Kurban Bayramı sevinci arefe günü atılan top atışı ile başlar ve son günün ikindi vaktinde atılan top ile sona ererdi. Bayram namazında erkekler temiz kıyafetlerini giyerek namaza giderler,dönüşte ailecek kahvaltı yapılırdı. Ardından da komşu ve akraba ziyaretleri.
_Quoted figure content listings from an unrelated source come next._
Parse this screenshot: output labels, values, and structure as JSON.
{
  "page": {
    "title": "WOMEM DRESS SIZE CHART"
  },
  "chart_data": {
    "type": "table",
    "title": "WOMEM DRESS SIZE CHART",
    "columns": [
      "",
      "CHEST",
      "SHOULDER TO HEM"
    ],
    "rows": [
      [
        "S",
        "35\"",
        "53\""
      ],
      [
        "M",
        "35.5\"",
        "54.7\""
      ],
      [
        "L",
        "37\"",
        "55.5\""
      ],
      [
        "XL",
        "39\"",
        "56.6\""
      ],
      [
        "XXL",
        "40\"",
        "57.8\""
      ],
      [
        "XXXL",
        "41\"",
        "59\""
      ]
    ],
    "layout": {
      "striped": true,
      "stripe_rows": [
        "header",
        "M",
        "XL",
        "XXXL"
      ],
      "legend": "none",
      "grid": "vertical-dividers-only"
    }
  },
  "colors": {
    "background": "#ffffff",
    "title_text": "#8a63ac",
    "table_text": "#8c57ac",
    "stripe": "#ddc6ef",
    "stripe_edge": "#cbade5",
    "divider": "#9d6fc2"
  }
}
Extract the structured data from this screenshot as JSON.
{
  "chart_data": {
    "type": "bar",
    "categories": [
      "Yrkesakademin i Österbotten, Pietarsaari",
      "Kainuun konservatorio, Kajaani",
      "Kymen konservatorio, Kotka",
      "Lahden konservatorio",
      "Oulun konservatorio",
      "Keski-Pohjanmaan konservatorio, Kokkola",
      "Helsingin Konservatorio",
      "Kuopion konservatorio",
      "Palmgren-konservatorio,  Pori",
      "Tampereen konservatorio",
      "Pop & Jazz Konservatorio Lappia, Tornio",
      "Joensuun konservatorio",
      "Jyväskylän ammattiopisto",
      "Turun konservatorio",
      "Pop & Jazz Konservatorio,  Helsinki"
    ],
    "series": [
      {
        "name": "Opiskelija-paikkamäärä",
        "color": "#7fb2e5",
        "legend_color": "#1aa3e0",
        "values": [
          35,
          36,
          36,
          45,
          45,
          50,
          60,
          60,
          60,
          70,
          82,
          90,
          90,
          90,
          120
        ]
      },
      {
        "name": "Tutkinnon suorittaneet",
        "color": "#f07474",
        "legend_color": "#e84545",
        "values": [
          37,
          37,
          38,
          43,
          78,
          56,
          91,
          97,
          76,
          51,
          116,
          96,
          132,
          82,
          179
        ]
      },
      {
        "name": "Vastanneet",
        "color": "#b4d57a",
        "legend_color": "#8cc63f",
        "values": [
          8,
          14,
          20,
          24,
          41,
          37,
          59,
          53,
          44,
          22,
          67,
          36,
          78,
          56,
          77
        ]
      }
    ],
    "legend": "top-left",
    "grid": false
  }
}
Çocuklar "arefe çiçeği" ismi ile anılır ve bayram gününde sokaklarda koşup oynardı.Arefe gününden bayramlık kıyafetlerini giydiğinden çocuklara bu isim verilmiştir.Bayram namazının hangi camide kılınacağı padişah tarafından seçilir, padişahlar için özel koç yetiştirilirdi.İlk kurban kendisinin seçtiği koç olurdu. Kesilen kurbanların büyük bir bölümü medreselere dağıtılır,bekçiler,dul ve kimsesiz kadınlar,tulumbacılar ve diğer ihtiyaç sahipleri kurban dağıtımında öncelikli tutulurdu.Bayram hediyesi olarak subay ve memurlara birer maaş ikramiye dağıtılırdı.Vücudu dengelemesinden ve kanlı etin hemen yenmesinin doğru olmamasından dolayı bayram günü evlerde Turunç Reçeli bulundurulurdu. Bolca tüketilen et sindirim sistemini yoracağından reçel ile denge kurulması sağlanırdı.
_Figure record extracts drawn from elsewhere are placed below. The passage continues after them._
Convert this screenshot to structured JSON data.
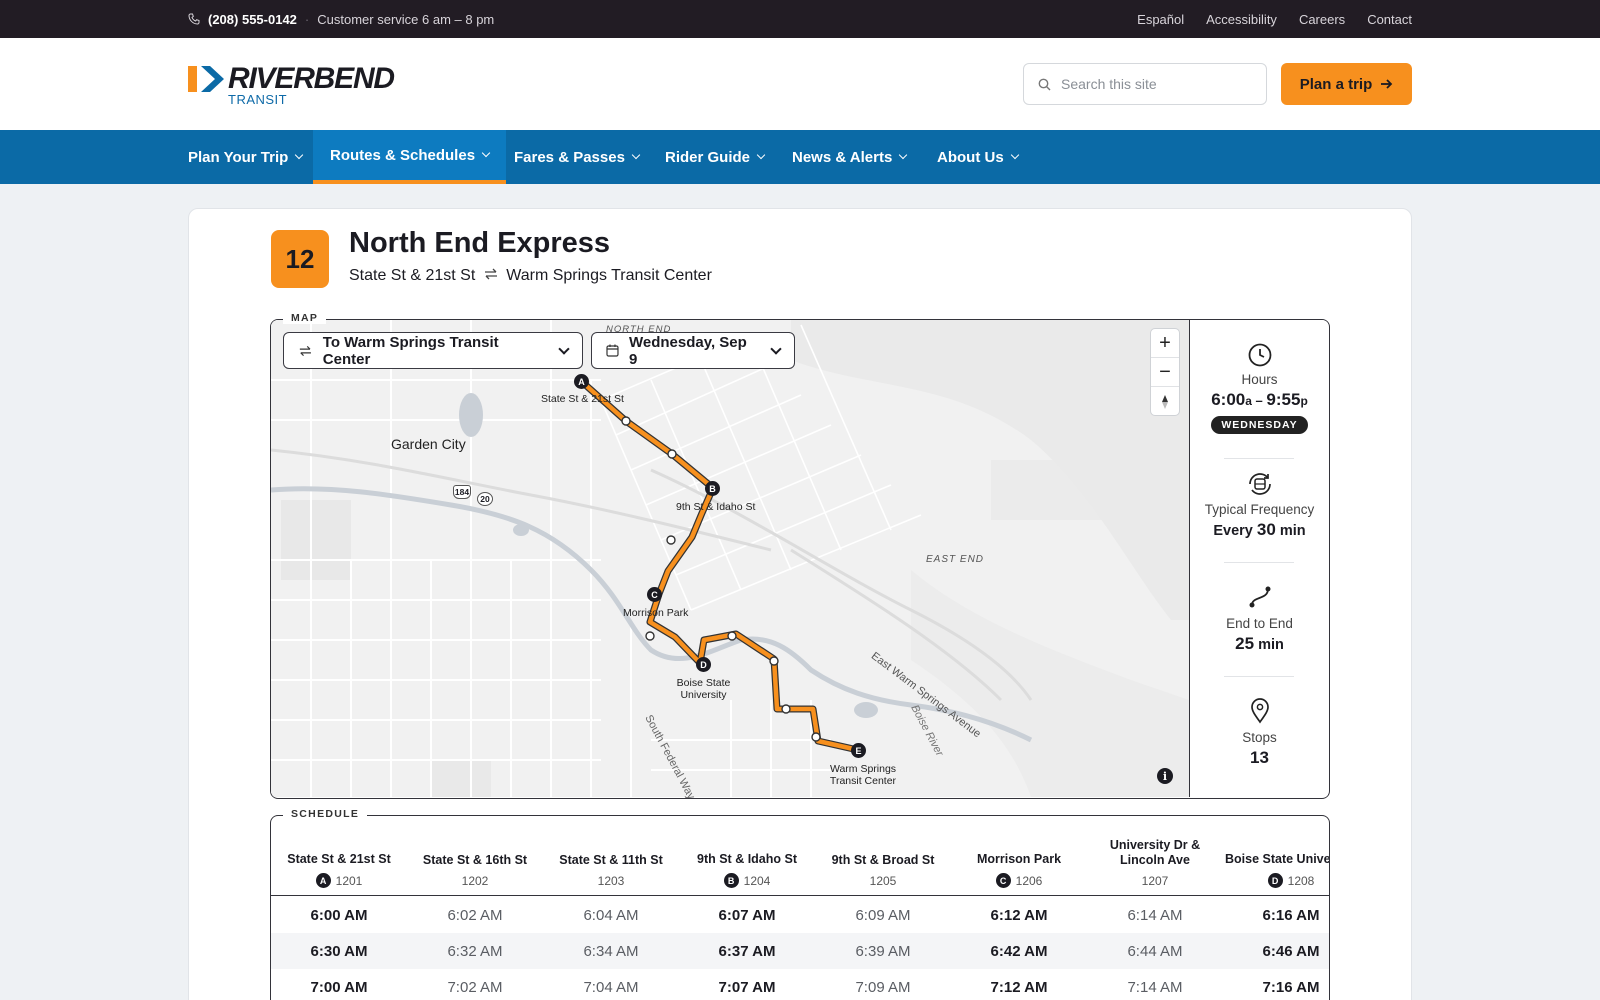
{
  "utility": {
    "phone": "(208) 555-0142",
    "hours": "Customer service 6 am – 8 pm",
    "links": [
      "Español",
      "Accessibility",
      "Careers",
      "Contact"
    ]
  },
  "header": {
    "logo_name": "RIVERBEND",
    "logo_sub": "TRANSIT",
    "search_placeholder": "Search this site",
    "plan_button": "Plan a trip"
  },
  "nav": {
    "items": [
      {
        "label": "Plan Your Trip"
      },
      {
        "label": "Routes & Schedules",
        "active": true
      },
      {
        "label": "Fares & Passes"
      },
      {
        "label": "Rider Guide"
      },
      {
        "label": "News & Alerts"
      },
      {
        "label": "About Us"
      }
    ]
  },
  "route": {
    "number": "12",
    "name": "North End Express",
    "from": "State St & 21st St",
    "to": "Warm Springs Transit Center"
  },
  "map": {
    "legend": "MAP",
    "direction_select": "To Warm Springs Transit Center",
    "date_select": "Wednesday, Sep 9",
    "labels": {
      "north_end": "NORTH END",
      "garden_city": "Garden City",
      "east_end": "EAST END",
      "warm_springs_ave": "East Warm Springs Avenue",
      "boise_river": "Boise River",
      "south_federal": "South Federal Way",
      "hwy1": "184",
      "hwy2": "20"
    },
    "timepoints": [
      {
        "letter": "A",
        "name": "State St & 21st St"
      },
      {
        "letter": "B",
        "name": "9th St & Idaho St"
      },
      {
        "letter": "C",
        "name": "Morrison Park"
      },
      {
        "letter": "D",
        "name": "Boise State University"
      },
      {
        "letter": "E",
        "name": "Warm Springs Transit Center"
      }
    ],
    "route_color": "#f7901e",
    "zoom_in": "+",
    "zoom_out": "−",
    "info": "i"
  },
  "stats": {
    "hours_label": "Hours",
    "hours_start": "6:00",
    "hours_start_suffix": "a",
    "hours_sep": " – ",
    "hours_end": "9:55",
    "hours_end_suffix": "p",
    "day": "WEDNESDAY",
    "freq_label": "Typical Frequency",
    "freq_prefix": "Every",
    "freq_value": "30",
    "freq_unit": "min",
    "end_label": "End to End",
    "end_value": "25",
    "end_unit": "min",
    "stops_label": "Stops",
    "stops_value": "13"
  },
  "schedule": {
    "legend": "SCHEDULE",
    "columns": [
      {
        "name": "State St & 21st St",
        "letter": "A",
        "id": "1201",
        "timepoint": true
      },
      {
        "name": "State St & 16th St",
        "letter": "",
        "id": "1202",
        "timepoint": false
      },
      {
        "name": "State St & 11th St",
        "letter": "",
        "id": "1203",
        "timepoint": false
      },
      {
        "name": "9th St & Idaho St",
        "letter": "B",
        "id": "1204",
        "timepoint": true
      },
      {
        "name": "9th St & Broad St",
        "letter": "",
        "id": "1205",
        "timepoint": false
      },
      {
        "name": "Morrison Park",
        "letter": "C",
        "id": "1206",
        "timepoint": true
      },
      {
        "name": "University Dr & Lincoln Ave",
        "letter": "",
        "id": "1207",
        "timepoint": false
      },
      {
        "name": "Boise State University",
        "letter": "D",
        "id": "1208",
        "timepoint": true
      }
    ],
    "rows": [
      [
        "6:00 AM",
        "6:02 AM",
        "6:04 AM",
        "6:07 AM",
        "6:09 AM",
        "6:12 AM",
        "6:14 AM",
        "6:16 AM"
      ],
      [
        "6:30 AM",
        "6:32 AM",
        "6:34 AM",
        "6:37 AM",
        "6:39 AM",
        "6:42 AM",
        "6:44 AM",
        "6:46 AM"
      ],
      [
        "7:00 AM",
        "7:02 AM",
        "7:04 AM",
        "7:07 AM",
        "7:09 AM",
        "7:12 AM",
        "7:14 AM",
        "7:16 AM"
      ]
    ]
  },
  "colors": {
    "brand_blue": "#0b6aa6",
    "accent_orange": "#f7901e",
    "dark": "#221c24"
  }
}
Anadolu'nun çeşitli yerlerinde birbirinden farklı gelenek ve görenekler vardır. Bunlardan bazıları günümüze kadar ulaşmayı başarmıştır.En sık uygulanan adetler arasında Samsun'da cami önü yemeği,Kastamonu'da ağırlama,Aydın'da aşure,Erzurum'da öğünlük,Mersin'de bayram pişmaniyesi,Konya'da pişi,Muğla'da yağ kokutma, Bartın'da Karakucak Güreşi,Kastamonu'da mektep yanı toplantısı,Ankara Kızılcahamam'da Ebebiş yani şekerleme ya da harçlık,Kastamonu Taşköprü'de bayram çıkarma,Denizli Çardak'ta salıncak kurma gibi adetler bulunur.Gaziantep bölgesinde arefe gününden yağ,su ve unla yapılan bir yiyecek olan kahke hazırlanarak bayramda misafirlere dağıtılır.Kapı kapı dolaşan çocuklara kahke ile harçlık verilir.Diğer yörelerde de birbirinden farklı bayram gelenekleri mevcuttur.
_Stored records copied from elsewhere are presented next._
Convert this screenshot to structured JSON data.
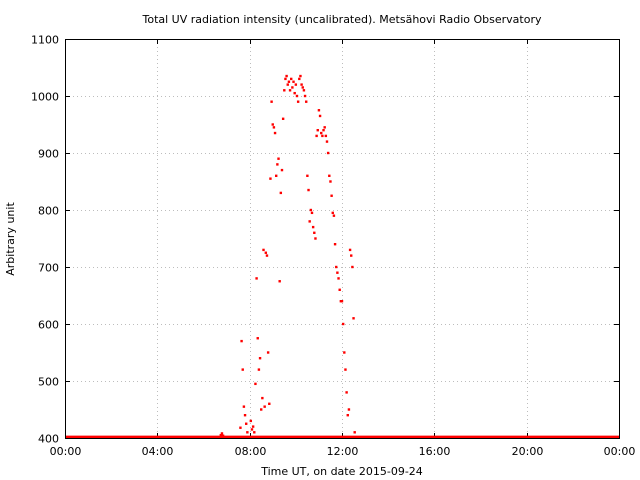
{
  "chart_data": {
    "type": "scatter",
    "title": "Total UV radiation intensity (uncalibrated). Metsähovi Radio Observatory",
    "xlabel": "Time UT, on date 2015-09-24",
    "ylabel": "Arbitrary unit",
    "x_unit": "hours UT",
    "xlim": [
      0,
      24
    ],
    "ylim": [
      400,
      1100
    ],
    "x_ticks": [
      0,
      4,
      8,
      12,
      16,
      20,
      24
    ],
    "x_tick_labels": [
      "00:00",
      "04:00",
      "08:00",
      "12:00",
      "16:00",
      "20:00",
      "00:00"
    ],
    "y_ticks": [
      400,
      500,
      600,
      700,
      800,
      900,
      1000,
      1100
    ],
    "y_tick_labels": [
      "400",
      "500",
      "600",
      "700",
      "800",
      "900",
      "1000",
      "1100"
    ],
    "grid": true,
    "legend": "none",
    "series": [
      {
        "color": "#ff0000",
        "baseline": {
          "y": 402,
          "x_from": 0,
          "x_to": 24
        },
        "x": [
          6.75,
          6.8,
          6.85,
          7.6,
          7.65,
          7.7,
          7.75,
          7.8,
          7.85,
          7.9,
          8.05,
          8.1,
          8.15,
          8.2,
          8.25,
          8.3,
          8.35,
          8.4,
          8.45,
          8.5,
          8.55,
          8.6,
          8.65,
          8.7,
          8.75,
          8.8,
          8.85,
          8.9,
          8.95,
          9.0,
          9.05,
          9.1,
          9.15,
          9.2,
          9.25,
          9.3,
          9.35,
          9.4,
          9.45,
          9.5,
          9.55,
          9.6,
          9.65,
          9.7,
          9.75,
          9.8,
          9.85,
          9.9,
          9.95,
          10.0,
          10.05,
          10.1,
          10.15,
          10.2,
          10.25,
          10.3,
          10.35,
          10.4,
          10.45,
          10.5,
          10.55,
          10.6,
          10.65,
          10.7,
          10.75,
          10.8,
          10.85,
          10.9,
          10.95,
          11.0,
          11.05,
          11.1,
          11.15,
          11.2,
          11.25,
          11.3,
          11.35,
          11.4,
          11.45,
          11.5,
          11.55,
          11.6,
          11.65,
          11.7,
          11.75,
          11.8,
          11.85,
          11.9,
          11.95,
          12.0,
          12.05,
          12.1,
          12.15,
          12.2,
          12.25,
          12.3,
          12.35,
          12.4,
          12.45,
          12.5,
          12.55
        ],
        "y": [
          405,
          408,
          404,
          418,
          570,
          520,
          455,
          440,
          425,
          410,
          430,
          415,
          420,
          410,
          495,
          680,
          575,
          520,
          540,
          450,
          470,
          730,
          455,
          725,
          720,
          550,
          460,
          855,
          990,
          950,
          945,
          935,
          860,
          880,
          890,
          675,
          830,
          870,
          960,
          1010,
          1030,
          1035,
          1020,
          1025,
          1010,
          1030,
          1015,
          1025,
          1005,
          1020,
          1000,
          990,
          1030,
          1035,
          1020,
          1015,
          1010,
          1000,
          990,
          860,
          835,
          780,
          800,
          795,
          770,
          760,
          750,
          930,
          940,
          975,
          965,
          935,
          930,
          940,
          945,
          930,
          920,
          900,
          860,
          850,
          825,
          795,
          790,
          740,
          700,
          690,
          680,
          660,
          640,
          640,
          600,
          550,
          520,
          480,
          440,
          450,
          730,
          720,
          700,
          610,
          410
        ]
      }
    ]
  }
}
Kurban bayramları,kesilen kurbanlarla hem ilahi rızayı kazanmak,hem de maddi durumları yetersiz olduğu için kurban kesemeyenlere kurban eti ikram ederek toplumsal yardımlaşma ve dayanışmayı sağlamanın yanı sıra ayrıca kendine has gelenek ve görenekleri de yaşatmaktadır.Bu geleneklerin daha çok yaygınlaşması, yeniden canlandırılması ve sürdürülmesi için önce ailelerin, akabinde kitle iletişim araçları ve sosyal medyanın bilgi ve tüketim alanına daha çok girmesi gerekmektedir.Bu konuda yazarından ressamına,televizyoncusundan gazetecisine toplumun her bir ferdine görev düşmektedir.